Introduce Seasonal Theatre Planning
Proactively plan theatre capacity, particularly dedicated trauma lists, to accommodate predictable seasonal increases in hand trauma frequency (e.g., summer months with more outdoor activities, DIY, and gardening) [13]. This aligns with best practices for quality improvement and service redesign [14].
Limitations
This audit acknowledges several limitations. The analysis did not account for seasonal variations in presentations, which typically increase during summer months, potentially skewing the representativeness of the three-month data. The study did not capture patients treated exclusively in emergency departments without specialist follow-up, potentially underestimating the total caseload and the full scope of compliance. Additionally, compliance calculations were based on treatments deemed sufficient by the audit team, potentially introducing subjective bias in certain complex cases.
Future efforts
These combined interventions, expanding dedicated trauma capacity (especially during peaks), optimising use of 52 Pre-Op/MIU, improving referral pathways through education, and implementing continuous monitoring via rolling audits, are crucial for achieving optimal timeliness across all injury types, particularly complex fractures. This multi-faceted approach is essential for enhancing patient care, functional recovery, and effectively minimising the substantial clinical and economic burden (£287 million annually) of hand trauma on individuals and the NHS [1,2,12].
Conclusions
This second cycle of the hand trauma management audit at UHCW demonstrates commendable progress, achieving an overall 83% (82 of 99 cases) compliance with BSSH surgical timing guidelines, surpassing the 80% target and improving upon the first cycle's 73%. This reflects dedicated efforts in managing a high volume of accidental hand injuries across various settings, aligning with national prevalence data.
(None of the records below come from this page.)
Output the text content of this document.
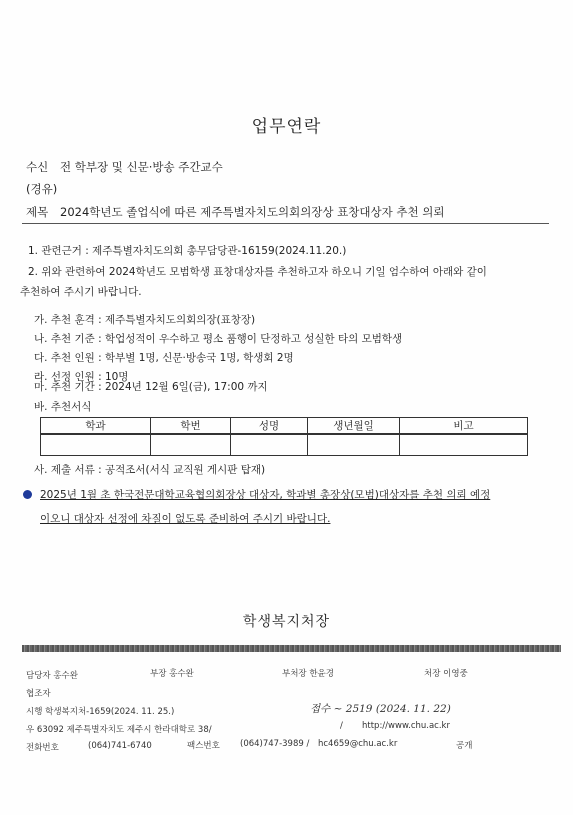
업무연락
수신 전 학부장 및 신문·방송 주간교수
(경유)
제목 2024학년도 졸업식에 따른 제주특별자치도의회의장상 표창대상자 추천 의뢰
1. 관련근거 : 제주특별자치도의회 총무담당관-16159(2024.11.20.)
2. 위와 관련하여 2024학년도 모범학생 표창대상자를 추천하고자 하오니 기일 엄수하여 아래와 같이
추천하여 주시기 바랍니다.
가. 추천 훈격 : 제주특별자치도의회의장(표창장)
나. 추천 기준 : 학업성적이 우수하고 평소 품행이 단정하고 성실한 타의 모범학생
다. 추천 인원 : 학부별 1명, 신문·방송국 1명, 학생회 2명
라. 선정 인원 : 10명
마. 추천 기간 : 2024년 12월 6일(금), 17:00 까지
바. 추천서식
학과	학번	성명	생년월일	비고

사. 제출 서류 : 공적조서(서식 교직원 게시판 탑재)
2025년 1월 초 한국전문대학교육협의회장상 대상자, 학과별 총장상(모범)대상자를 추천 의뢰 예정
이오니 대상자 선정에 차질이 없도록 준비하여 주시기 바랍니다.
학생복지처장
담당자 홍수완	부장 홍수완	부처장 한윤경	처장 이영중
협조자
시행 학생복지처-1659(2024. 11. 25.)	접수 ~ 2519 (2024. 11. 22)
우 63092 제주특별자치도 제주시 한라대학로 38/	/ http://www.chu.ac.kr
전화번호	(064)741-6740	팩스번호 (064)747-3989 / hc4659@chu.ac.kr	공개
However, significant challenges persist in achieving optimal timeliness for complex injuries. Compliance remains suboptimal for open fractures (64% [9 of 14 cases]) and closed fractures requiring fixation (67% [16 of 24 cases]), and overall (50% [7 of 14 cases]), highlighting systemic bottlenecks within the hand trauma pathway. Continued focus on adhering to national guidelines is paramount to ensure optimal patient outcomes and minimise the substantial functional and economic burden of these injuries.